UNO SCENARIO CHE RISCHIA DI INDEBOLIRE IL GOVERNO.

di Massimo Franco

Il passo avanti del Senato sui provvedimenti che dovrebbero contrastare la corruzione è arrivato in un momento opportuno. Dopo ritardi e rinvii che rischiavano di mettere sotto una luce opaca gli stessi partiti di governo, ieri sono spuntate in Commissione le prime modifiche, che lasciano indovinare una mediazione.
Con una punta di ironia, il presidente del Senato, Pietro Grasso, ha commentato: «Alleluja, alleluja. Il famoso emendamento sul falso in bilancio è arrivato e questa è una novità importante». Il testo doveva essere esaminato dall’Aula di Palazzo Madama già oggi. Ma è probabile che tutto slitti alla prossima settimana.
Il fatto che proprio nelle stesse ore sia filtrata la notizia di una mega-inchiesta della magistratura di Firenze sulle grandi opere, ha sottolineato l’urgenza del provvedimento. Per l’ennesima volta, i giudici sono arrivati prima del sistema politico: a conferma della difficoltà, o della non volontà di vedere i fenomeni di malaffare collegati agli appalti soprattutto a livello locale. Non è ancora chiaro, tuttavia, se e quanto le indagini avranno riflessi sul governo; e in particolare sul ministro Maurizio Lupi, chiamato in causa politicamente come responsabile delle Infrastrutture. Lupi ha detto di essere «con la magistratura», e offerto «massima disponibilità».
Il timore del governo, come anche del sindaco di Firenze, Dario Nardella, è che le inchieste possano bloccare i cantieri. «Le opere debbono andare avanti», si sente dire all’unisono.
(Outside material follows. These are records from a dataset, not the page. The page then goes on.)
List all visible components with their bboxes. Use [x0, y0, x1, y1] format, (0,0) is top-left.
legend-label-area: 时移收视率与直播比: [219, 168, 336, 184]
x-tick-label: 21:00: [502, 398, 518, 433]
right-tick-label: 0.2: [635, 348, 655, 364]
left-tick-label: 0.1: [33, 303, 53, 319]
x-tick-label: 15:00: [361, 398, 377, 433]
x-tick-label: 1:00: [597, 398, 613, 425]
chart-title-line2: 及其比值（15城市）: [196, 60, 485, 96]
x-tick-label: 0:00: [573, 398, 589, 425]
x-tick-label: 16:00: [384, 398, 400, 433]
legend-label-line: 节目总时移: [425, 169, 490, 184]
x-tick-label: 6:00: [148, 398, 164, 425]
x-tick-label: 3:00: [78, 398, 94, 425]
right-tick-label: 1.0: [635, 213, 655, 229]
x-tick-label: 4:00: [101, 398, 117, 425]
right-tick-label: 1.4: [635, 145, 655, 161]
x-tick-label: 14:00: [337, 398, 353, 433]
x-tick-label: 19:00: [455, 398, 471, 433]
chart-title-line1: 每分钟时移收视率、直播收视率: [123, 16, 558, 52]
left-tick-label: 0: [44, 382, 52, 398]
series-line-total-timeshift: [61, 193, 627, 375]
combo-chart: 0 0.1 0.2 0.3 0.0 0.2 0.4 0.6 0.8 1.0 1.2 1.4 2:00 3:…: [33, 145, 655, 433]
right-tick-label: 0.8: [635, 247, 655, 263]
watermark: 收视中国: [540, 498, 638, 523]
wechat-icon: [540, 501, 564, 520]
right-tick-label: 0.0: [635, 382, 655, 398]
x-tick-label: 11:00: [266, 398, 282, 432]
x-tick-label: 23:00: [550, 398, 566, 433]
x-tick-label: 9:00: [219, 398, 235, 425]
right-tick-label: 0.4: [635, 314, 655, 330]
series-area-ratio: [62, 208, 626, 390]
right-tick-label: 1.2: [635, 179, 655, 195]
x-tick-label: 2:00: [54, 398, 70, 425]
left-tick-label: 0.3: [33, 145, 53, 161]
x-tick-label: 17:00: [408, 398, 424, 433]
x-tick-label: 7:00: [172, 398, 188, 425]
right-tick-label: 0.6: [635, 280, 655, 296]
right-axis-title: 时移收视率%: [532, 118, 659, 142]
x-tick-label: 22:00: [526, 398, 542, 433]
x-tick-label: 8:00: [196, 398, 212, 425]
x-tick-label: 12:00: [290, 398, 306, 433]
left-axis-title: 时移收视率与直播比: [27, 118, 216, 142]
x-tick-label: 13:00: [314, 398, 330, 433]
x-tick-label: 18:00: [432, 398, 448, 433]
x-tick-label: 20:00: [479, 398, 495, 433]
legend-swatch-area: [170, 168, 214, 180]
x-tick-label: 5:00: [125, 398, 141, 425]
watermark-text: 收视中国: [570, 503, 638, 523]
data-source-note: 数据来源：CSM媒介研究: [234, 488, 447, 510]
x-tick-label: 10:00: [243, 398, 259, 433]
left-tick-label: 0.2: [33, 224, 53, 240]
Il problema è che tra i sospettati compaiono amministratori, faccendieri ed ex politici, alcuni dei quali sono presenze fisse anche in alcuni scandali del passato; e questo è l’aspetto più sconcertante. In più, ci sono settori del Pd tentati di utilizzare la vicenda per ricalibrare i rapporti con il Nuovo centrodestra di Angelino Alfano, di cui Lupi è un esponente. Matteo Renzi per adesso non si pronuncia: vuole che sia il ministro a difendersi di fronte alla richiesta di chiarire i contorni politici dell’inchiesta in Parlamento.
Il coordinatore di Ncd, Gaetano Quagliariello, vede già il rischio di una crepa. «La trasparenza è cosa ben diversa dal fango mediatico nel ventilatore azionato contro persone estranee a qualsiasi accusa e semplicemente citate in atti giudiziari che riguardano altri», avverte alludendo a Lupi.
La vicinanza con le elezioni regionali di fine maggio garantisce l’inevitabilità di un uso politico di quanto sta avvenendo: tanto più perché le responsabilità sono ancora tutte da approfondire. Ma il Sel già chiede le dimissioni di Lupi. E il Movimento 5 Stelle, di Lupi e del premier Renzi.
La vicenda ha un rimbalzo internazionale che segna di nuovo l’immagine dell’Italia.
E implica un doppio rischio. Può incrinare l’alleanza tra Pd e Ncd, indebolendola proprio mentre Renzi cerca di stabilizzare anche economicamente la situazione; e delegittimare l’intera classe politica, favorendo la supplenza che alcuni magistrati finiscono per evocare: come il capo dell’Anticorruzione, Raffaele Cantone, che ieri è stato ricevuto dal capo dello Stato, Sergio Mattarella, ed ha chiesto di cambiare alcune norme della legge Severino. Richiesta respinta, per ora, dal premier.